Adapun pengertian akal sendiri diungkapkan oleh para ulama diantaranya: Ibnu Taimiyah yang berkata: “Kata akal, menahan, mengekang, menjaga dan semacamnya adalah lawan dari kata melepas, membiarkan, menelantarkan, dan semacamnya. Keduanya nampak pada jisim yang nampak untuk akal adalah menahan dan memegang erat ilmu, yang mengharuskan untuk mengikutinya. Karena inilah maka lafadz akal dimuthlakkan pada berakal dengan ilmu.”
Sedangkan menurut Syaikh Al Albani “Akal menurut asal bahasa adalah At Tarbiyyah yaitu sesuatu yang mengekang dari mengikatnya agar tidak lari kekanan dan kekiri. Dan tidak mungkin bagi orang yang berakal tersebut tidak lari ke kanan dan kiri kecuali jika dia mengikuti kitab dan sunnah dan mengikat dirinya dengan pemahaman salaf.”[7]

2.      Al quran dan as sunnah
Al-quran dan sunnah adalah dua hal utama yang menjadi sumber hukum dalam Islam, dari kedua hal inilah segala hukum Islam berawal. Karena Al-quran adalah firman Allah SWT yang diturunkan kepada nabi Muhammad SAW dengan perantara jibril yang mana membaca nya adalah suatu ibadah[8], Allah SWT berfirman:
وَإِنْ أَحَدٌ مِنَ الْمُشْرِكِينَ اسْتَجَارَكَ فَأَجِرْهُ حَتَّى يَسْمَعَ كَلَامَ اللَّهِ [التوبة : 6]

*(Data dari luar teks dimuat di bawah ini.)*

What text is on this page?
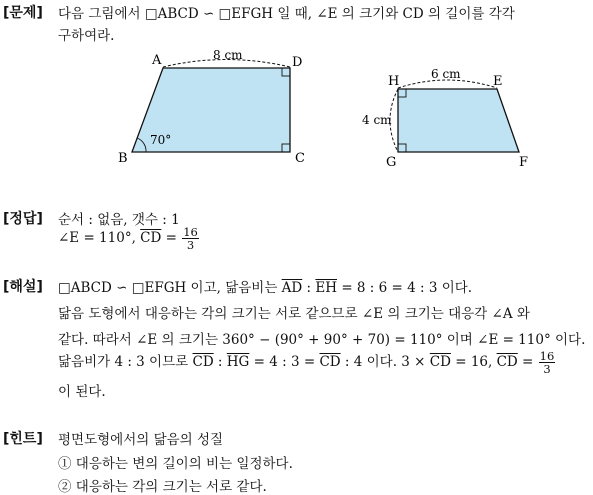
[문제] 다음 그림에서 □ABCD ∽ □EFGH 일 때, ∠E 의 크기와 CD 의 길이를 각각
구하여라.
A	D
B	C
8 cm
70°
H	E
G	F
6 cm
4 cm
[정답] 순서 : 없음, 갯수 : 1
∠E = 110°, $\overline{CD} = \frac{16}{3}$
[해설] □ABCD ∽ □EFGH 이고, 닮음비는 $\overline{AD}$ : $\overline{EH} = 8$ : 6 = 4 : 3 이다.
닮음 도형에서 대응하는 각의 크기는 서로 같으므로 ∠E 의 크기는 대응각 ∠A 와
같다. 따라서 ∠E 의 크기는 360° − (90° + 90° + 70) = 110° 이며 ∠E = 110° 이다.
닮음비가 4 : 3 이므로 $\overline{CD}$ : $\overline{HG} = 4$ : $3 = \overline{CD}$ : 4 이다. $3 \times \overline{CD} = 16$, $\overline{CD} = \frac{16}{3}$
이 된다.
[힌트] 평면도형에서의 닮음의 성질
① 대응하는 변의 길이의 비는 일정하다.
② 대응하는 각의 크기는 서로 같다.
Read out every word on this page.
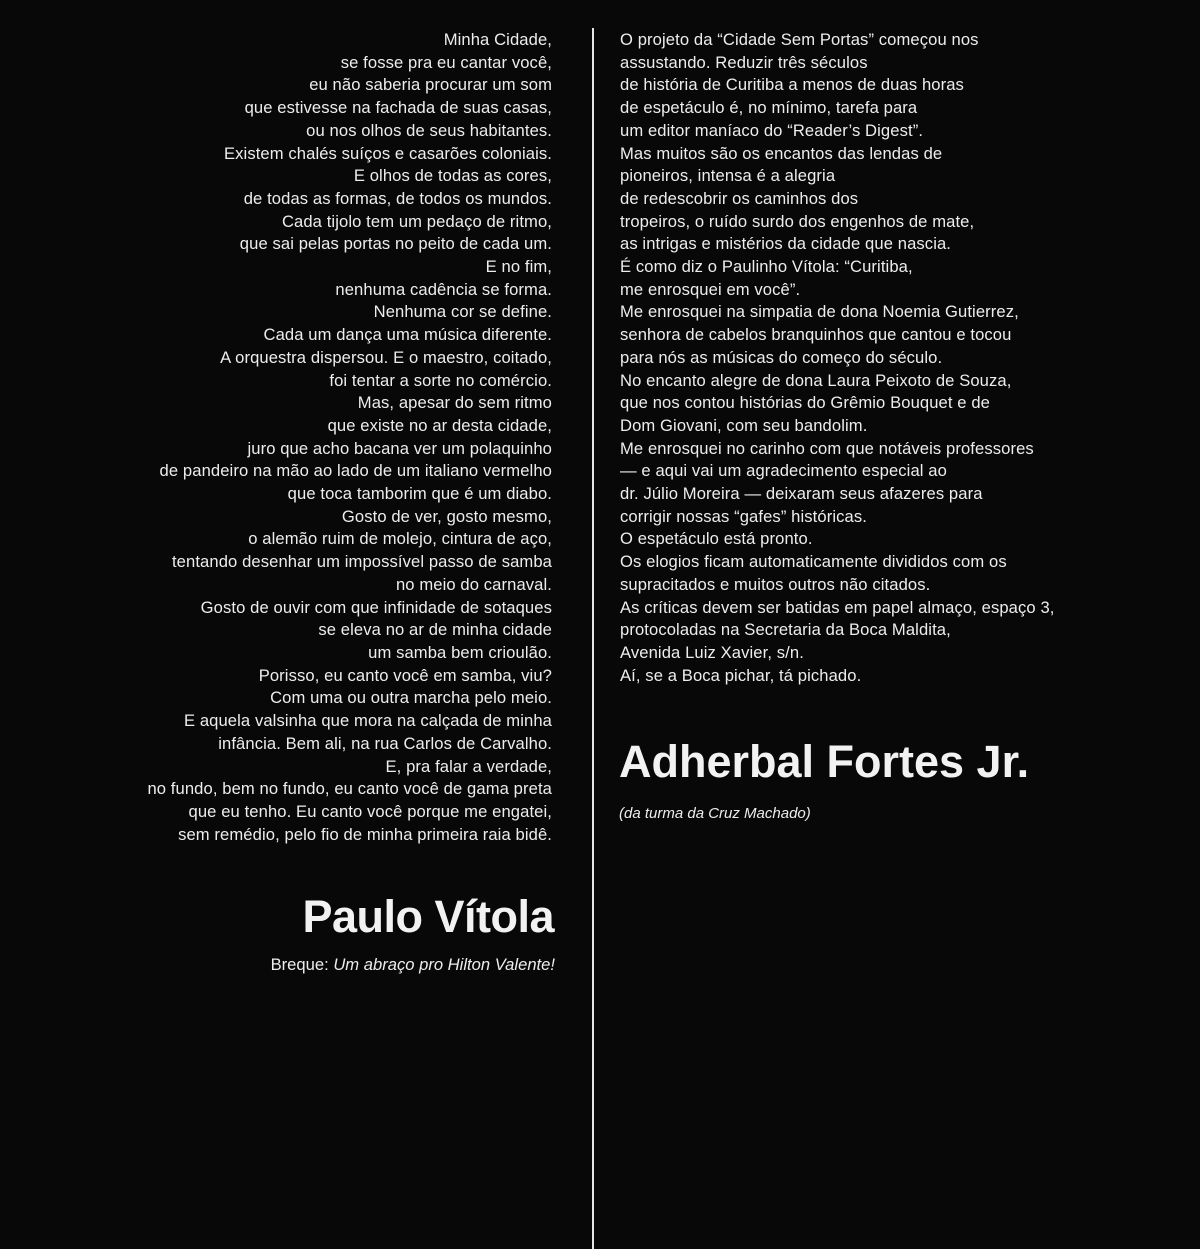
Minha Cidade,
se fosse pra eu cantar você,
eu não saberia procurar um som
que estivesse na fachada de suas casas,
ou nos olhos de seus habitantes.
Existem chalés suíços e casarões coloniais.
E olhos de todas as cores,
de todas as formas, de todos os mundos.
Cada tijolo tem um pedaço de ritmo,
que sai pelas portas no peito de cada um.
E no fim,
nenhuma cadência se forma.
Nenhuma cor se define.
Cada um dança uma música diferente.
A orquestra dispersou. E o maestro, coitado,
foi tentar a sorte no comércio.
Mas, apesar do sem ritmo
que existe no ar desta cidade,
juro que acho bacana ver um polaquinho
de pandeiro na mão ao lado de um italiano vermelho
que toca tamborim que é um diabo.
Gosto de ver, gosto mesmo,
o alemão ruim de molejo, cintura de aço,
tentando desenhar um impossível passo de samba
no meio do carnaval.
Gosto de ouvir com que infinidade de sotaques
se eleva no ar de minha cidade
um samba bem crioulão.
Porisso, eu canto você em samba, viu?
Com uma ou outra marcha pelo meio.
E aquela valsinha que mora na calçada de minha
infância. Bem ali, na rua Carlos de Carvalho.
E, pra falar a verdade,
no fundo, bem no fundo, eu canto você de gama preta
que eu tenho. Eu canto você porque me engatei,
sem remédio, pelo fio de minha primeira raia bidê.
Paulo Vítola
Breque: Um abraço pro Hilton Valente!
O projeto da “Cidade Sem Portas” começou nos
assustando. Reduzir três séculos
de história de Curitiba a menos de duas horas
de espetáculo é, no mínimo, tarefa para
um editor maníaco do “Reader’s Digest”.
Mas muitos são os encantos das lendas de
pioneiros, intensa é a alegria
de redescobrir os caminhos dos
tropeiros, o ruído surdo dos engenhos de mate,
as intrigas e mistérios da cidade que nascia.
É como diz o Paulinho Vítola: “Curitiba,
me enrosquei em você”.
Me enrosquei na simpatia de dona Noemia Gutierrez,
senhora de cabelos branquinhos que cantou e tocou
para nós as músicas do começo do século.
No encanto alegre de dona Laura Peixoto de Souza,
que nos contou histórias do Grêmio Bouquet e de
Dom Giovani, com seu bandolim.
Me enrosquei no carinho com que notáveis professores
— e aqui vai um agradecimento especial ao
dr. Júlio Moreira — deixaram seus afazeres para
corrigir nossas “gafes” históricas.
O espetáculo está pronto.
Os elogios ficam automaticamente divididos com os
supracitados e muitos outros não citados.
As críticas devem ser batidas em papel almaço, espaço 3,
protocoladas na Secretaria da Boca Maldita,
Avenida Luiz Xavier, s/n.
Aí, se a Boca pichar, tá pichado.
Adherbal Fortes Jr.
(da turma da Cruz Machado)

Yang artinya: dan jika diantara kaum musyrikin ada yang meminta perlindungan kepadamu maka lindungilah sampai ia mendengar firman Allah (Q.S. At-Taubah: 6)
Imam Ibnu katsir berkata dalam kitab tafsirnya maksud dari “Kalamullah” adalah Al-quran[9]
Sedangkan as-sunnah adalah segala sesuatu yang berasal dari Rasulullah SAW baik itu berupa perkataan, perbuatan atau ketentuan dari Rasulullah SAW[10]. Dan sudah menjadi kewjiban bagi seluruh muslim untuk percaya dan melaksanakan apa yang berasal dari Rasulullah SAW
وَمَا آتَاكُمُ الرَّسُولُ فَخُذُوهُ وَمَا نَهَاكُمْ عَنْهُ فَانْتَهُوا وَاتَّقُوا اللَّهَ إِنَّ اللَّهَ شَدِيدُ الْعِقَابِ [الحشر : 7]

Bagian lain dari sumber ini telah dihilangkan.